Local Environment Setup
Prerequisites
Before setting up the testing-api, ensure your local development environment meets the following requirements:
- Python 3.9+: The core logic is built using modern Python features.
- Git: Required for version control and cloning the repository.
- Virtual Environment Tool:
venv(built-in) orpoetryis recommended to manage dependencies. - Docker (Optional): Recommended for running containerized tests or mock services.
Local Setup Steps
Follow these instructions to get the API structure running on your machine for development and extension.
1. Clone the Repository
Start by cloning the codebase from the official Supervised AI platform repository:
git clone https://github.com/UditAkhourii/testing-api.git
cd testing-api
2. Initialize the Virtual Environment
Create and activate a dedicated environment to isolate the API dependencies:
On macOS/Linux:
python3 -m venv venv
source venv/bin/activate
On Windows:
python -m venv venv
.\venv\Scripts\activate
3. Install Dependencies
Install the required packages. This includes core API libraries and testing utilities used by the Supervised AI platform:
pip install --upgrade pip
pip install -r requirements.txt
Note: If you plan on contributing to the core structure, install development dependencies:
pip install -r requirements-dev.txt
4. Configuration and Environment Variables
The API uses environment variables for configuration.

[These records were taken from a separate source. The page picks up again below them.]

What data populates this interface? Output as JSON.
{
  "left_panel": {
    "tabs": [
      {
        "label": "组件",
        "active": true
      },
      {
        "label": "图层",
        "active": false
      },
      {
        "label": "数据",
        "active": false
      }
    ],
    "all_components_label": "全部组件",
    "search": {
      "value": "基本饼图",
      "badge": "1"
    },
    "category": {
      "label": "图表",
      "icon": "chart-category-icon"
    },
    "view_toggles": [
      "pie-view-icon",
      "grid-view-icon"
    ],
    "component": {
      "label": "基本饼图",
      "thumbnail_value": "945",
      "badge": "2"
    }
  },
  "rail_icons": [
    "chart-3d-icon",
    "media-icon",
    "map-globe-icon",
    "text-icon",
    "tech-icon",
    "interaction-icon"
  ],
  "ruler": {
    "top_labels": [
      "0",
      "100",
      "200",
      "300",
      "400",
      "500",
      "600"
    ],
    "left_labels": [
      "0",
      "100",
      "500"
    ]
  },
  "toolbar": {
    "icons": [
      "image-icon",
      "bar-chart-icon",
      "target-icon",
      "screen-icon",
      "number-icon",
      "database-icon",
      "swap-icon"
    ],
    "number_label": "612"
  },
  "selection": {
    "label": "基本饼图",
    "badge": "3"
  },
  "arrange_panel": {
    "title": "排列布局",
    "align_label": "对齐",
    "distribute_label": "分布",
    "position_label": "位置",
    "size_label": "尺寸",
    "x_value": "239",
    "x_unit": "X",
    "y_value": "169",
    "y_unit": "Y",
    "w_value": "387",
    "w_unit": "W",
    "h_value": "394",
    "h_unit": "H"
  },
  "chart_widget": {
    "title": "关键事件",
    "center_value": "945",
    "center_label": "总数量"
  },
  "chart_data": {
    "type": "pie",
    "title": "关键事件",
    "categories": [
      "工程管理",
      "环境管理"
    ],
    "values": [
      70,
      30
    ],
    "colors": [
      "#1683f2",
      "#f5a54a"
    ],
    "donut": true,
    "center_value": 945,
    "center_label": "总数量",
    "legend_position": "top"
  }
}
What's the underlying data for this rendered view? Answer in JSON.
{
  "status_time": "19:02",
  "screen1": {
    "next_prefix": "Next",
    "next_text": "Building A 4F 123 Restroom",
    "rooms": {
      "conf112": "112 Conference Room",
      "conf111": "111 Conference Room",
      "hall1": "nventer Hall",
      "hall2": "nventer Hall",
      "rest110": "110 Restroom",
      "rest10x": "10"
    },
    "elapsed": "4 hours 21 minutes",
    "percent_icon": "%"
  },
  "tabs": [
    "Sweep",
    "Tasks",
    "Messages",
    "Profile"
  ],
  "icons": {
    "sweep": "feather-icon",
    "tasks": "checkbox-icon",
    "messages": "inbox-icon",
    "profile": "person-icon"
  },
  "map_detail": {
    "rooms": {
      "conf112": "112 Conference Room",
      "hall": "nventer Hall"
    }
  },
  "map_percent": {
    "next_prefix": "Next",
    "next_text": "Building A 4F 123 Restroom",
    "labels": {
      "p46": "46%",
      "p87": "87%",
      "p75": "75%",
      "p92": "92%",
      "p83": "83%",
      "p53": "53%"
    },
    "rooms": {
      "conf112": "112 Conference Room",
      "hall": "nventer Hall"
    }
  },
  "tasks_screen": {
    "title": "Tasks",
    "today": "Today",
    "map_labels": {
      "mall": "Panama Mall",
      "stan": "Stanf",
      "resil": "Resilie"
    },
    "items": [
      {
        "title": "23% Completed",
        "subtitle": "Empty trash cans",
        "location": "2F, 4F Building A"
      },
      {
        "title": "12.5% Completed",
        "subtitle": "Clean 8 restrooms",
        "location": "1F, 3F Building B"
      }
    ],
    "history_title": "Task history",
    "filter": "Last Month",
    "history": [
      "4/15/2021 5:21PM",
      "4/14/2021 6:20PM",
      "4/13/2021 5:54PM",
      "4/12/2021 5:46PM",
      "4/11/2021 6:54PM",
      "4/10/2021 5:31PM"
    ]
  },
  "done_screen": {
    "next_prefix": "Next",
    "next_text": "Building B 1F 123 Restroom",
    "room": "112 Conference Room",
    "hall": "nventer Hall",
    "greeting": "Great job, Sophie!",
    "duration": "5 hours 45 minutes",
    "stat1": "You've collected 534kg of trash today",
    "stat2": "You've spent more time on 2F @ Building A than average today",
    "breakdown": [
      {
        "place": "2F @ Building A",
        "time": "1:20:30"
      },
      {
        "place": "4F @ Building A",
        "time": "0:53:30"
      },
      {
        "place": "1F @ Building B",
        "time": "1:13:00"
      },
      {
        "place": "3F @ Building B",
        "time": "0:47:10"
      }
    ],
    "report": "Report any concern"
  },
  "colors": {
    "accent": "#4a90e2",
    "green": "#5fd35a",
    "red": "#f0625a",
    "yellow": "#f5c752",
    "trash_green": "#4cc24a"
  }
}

Create a .env file in the root directory based on the provided template:
cp .env.example .env
Key Configuration Keys:
| Variable | Description | Default |
| :--- | :--- | :--- |
| API_ENV | Current environment (development, staging, production). | development |
| LOG_LEVEL | Verbosity of logs (DEBUG, INFO, ERROR). | INFO |
| SUPERVISED_AI_BASE_URL | Endpoint for the main Supervised AI platform services. | N/A |
5. Verify the Installation
To ensure the environment is correctly configured to extend the API structure, run the baseline suite:
pytest
A successful run indicates that the local environment is ready for modifications or the addition of new test structures.
Development Workflow
Extending the Structure
When adding new testing modules or API endpoints:
- Define the Schema: Use the internal models located in
/modelsto ensure compatibility with the platform. - Add Logic: Implement your testing logic within the
src/directory. - Local Execution: Start the local development server to test your changes:
python main.py
Using Docker (Alternative)
If you prefer a containerized setup to match the production environment of the Supervised AI platform:
docker-compose up --build
This will spin up the API and any necessary sidecar services (like databases or cache layers) defined in the structure.